I had high hopes. I admit it. The economy was starting to revive, we had beaten the barbarians back from the gates of the city in the election and Mr. Obama seemed informed by a new resolve.
I was encouraged by Obama’s tough talk at the onset of the budget negotiations. He was prepared to cut the size of government and gradually reduce Social Security benefits through a complicated formula, yes. But he was also going to let tax rates rise by a few percentage points on income of more than $250,000 to even things out.
That wasn’t good enough for the Republicans. They kept holding out for no rate hikes on the rich, instead leaning heavily on taking money and benefits from the sick and the disabled to balance the budget.
Then Obama offered to raise the tax threshold to incomes of $400,000 or more.
“Oh no,” I said to myself. “He’s starting to negotiate with himself again.
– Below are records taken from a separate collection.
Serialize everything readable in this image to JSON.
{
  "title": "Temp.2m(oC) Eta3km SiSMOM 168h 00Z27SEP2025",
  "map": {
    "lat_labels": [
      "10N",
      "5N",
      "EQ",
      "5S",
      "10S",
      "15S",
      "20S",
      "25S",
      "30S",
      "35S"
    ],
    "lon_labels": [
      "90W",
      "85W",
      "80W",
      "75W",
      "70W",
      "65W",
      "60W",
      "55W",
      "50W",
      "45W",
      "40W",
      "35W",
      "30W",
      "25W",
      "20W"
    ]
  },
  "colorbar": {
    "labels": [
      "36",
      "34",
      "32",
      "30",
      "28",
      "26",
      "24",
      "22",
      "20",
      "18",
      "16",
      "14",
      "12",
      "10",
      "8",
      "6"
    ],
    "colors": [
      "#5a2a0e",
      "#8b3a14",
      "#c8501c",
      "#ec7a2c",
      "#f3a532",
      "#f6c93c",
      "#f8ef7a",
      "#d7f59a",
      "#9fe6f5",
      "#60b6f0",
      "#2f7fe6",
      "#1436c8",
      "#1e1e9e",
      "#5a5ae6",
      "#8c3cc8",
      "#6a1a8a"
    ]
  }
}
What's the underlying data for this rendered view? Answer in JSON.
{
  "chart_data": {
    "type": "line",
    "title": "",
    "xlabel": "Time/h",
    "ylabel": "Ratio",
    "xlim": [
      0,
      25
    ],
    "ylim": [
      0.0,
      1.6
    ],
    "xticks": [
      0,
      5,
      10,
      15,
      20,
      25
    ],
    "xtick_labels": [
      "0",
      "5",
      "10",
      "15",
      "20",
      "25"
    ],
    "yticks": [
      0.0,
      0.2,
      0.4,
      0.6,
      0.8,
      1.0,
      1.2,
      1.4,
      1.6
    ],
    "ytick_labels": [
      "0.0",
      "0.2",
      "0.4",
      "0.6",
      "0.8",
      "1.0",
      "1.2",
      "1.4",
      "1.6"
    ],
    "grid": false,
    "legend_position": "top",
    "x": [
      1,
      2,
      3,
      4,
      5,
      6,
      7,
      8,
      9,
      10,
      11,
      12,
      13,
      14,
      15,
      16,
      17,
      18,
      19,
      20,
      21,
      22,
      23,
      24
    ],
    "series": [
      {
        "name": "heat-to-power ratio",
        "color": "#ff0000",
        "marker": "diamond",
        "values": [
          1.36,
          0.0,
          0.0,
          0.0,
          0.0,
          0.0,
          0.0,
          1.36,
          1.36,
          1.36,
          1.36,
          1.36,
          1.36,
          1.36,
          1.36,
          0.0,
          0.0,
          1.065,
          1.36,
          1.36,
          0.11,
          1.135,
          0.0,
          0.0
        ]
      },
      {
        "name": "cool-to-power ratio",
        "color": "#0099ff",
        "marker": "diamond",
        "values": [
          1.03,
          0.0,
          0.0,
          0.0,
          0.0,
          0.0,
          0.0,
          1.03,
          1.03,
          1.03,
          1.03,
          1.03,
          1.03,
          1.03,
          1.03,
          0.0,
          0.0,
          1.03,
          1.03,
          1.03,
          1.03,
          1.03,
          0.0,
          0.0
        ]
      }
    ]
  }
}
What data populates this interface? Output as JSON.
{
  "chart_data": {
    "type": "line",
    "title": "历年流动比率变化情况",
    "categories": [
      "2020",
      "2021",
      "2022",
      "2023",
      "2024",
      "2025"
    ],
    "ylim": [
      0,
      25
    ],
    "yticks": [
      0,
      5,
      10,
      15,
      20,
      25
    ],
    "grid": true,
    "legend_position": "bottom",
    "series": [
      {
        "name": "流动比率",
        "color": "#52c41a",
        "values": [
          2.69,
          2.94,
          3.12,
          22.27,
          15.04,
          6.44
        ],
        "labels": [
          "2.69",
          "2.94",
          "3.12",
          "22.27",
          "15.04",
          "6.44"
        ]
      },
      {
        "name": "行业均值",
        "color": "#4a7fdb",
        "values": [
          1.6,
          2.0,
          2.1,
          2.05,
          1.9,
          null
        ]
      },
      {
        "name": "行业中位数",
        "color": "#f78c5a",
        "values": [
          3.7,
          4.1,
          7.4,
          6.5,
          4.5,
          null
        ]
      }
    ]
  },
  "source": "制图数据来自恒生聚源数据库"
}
He always does that and he always loses.”
But then John Boehner, the Republican Speaker of House, started to negotiate with himself too. He offered to accept a tax rise for incomes of $1 million or more.
This, of course, was unacceptable to Democrats but, as it turned out, the Republican knuckle-draggers in the House wouldn’t go along either.
So, at this writing, there we are, on the very edge of the fiscal cliff with no easy way back. (Republican conservatives have an ancient Greek warrior streak in them. They stake out a position, then burn the boats they came in.)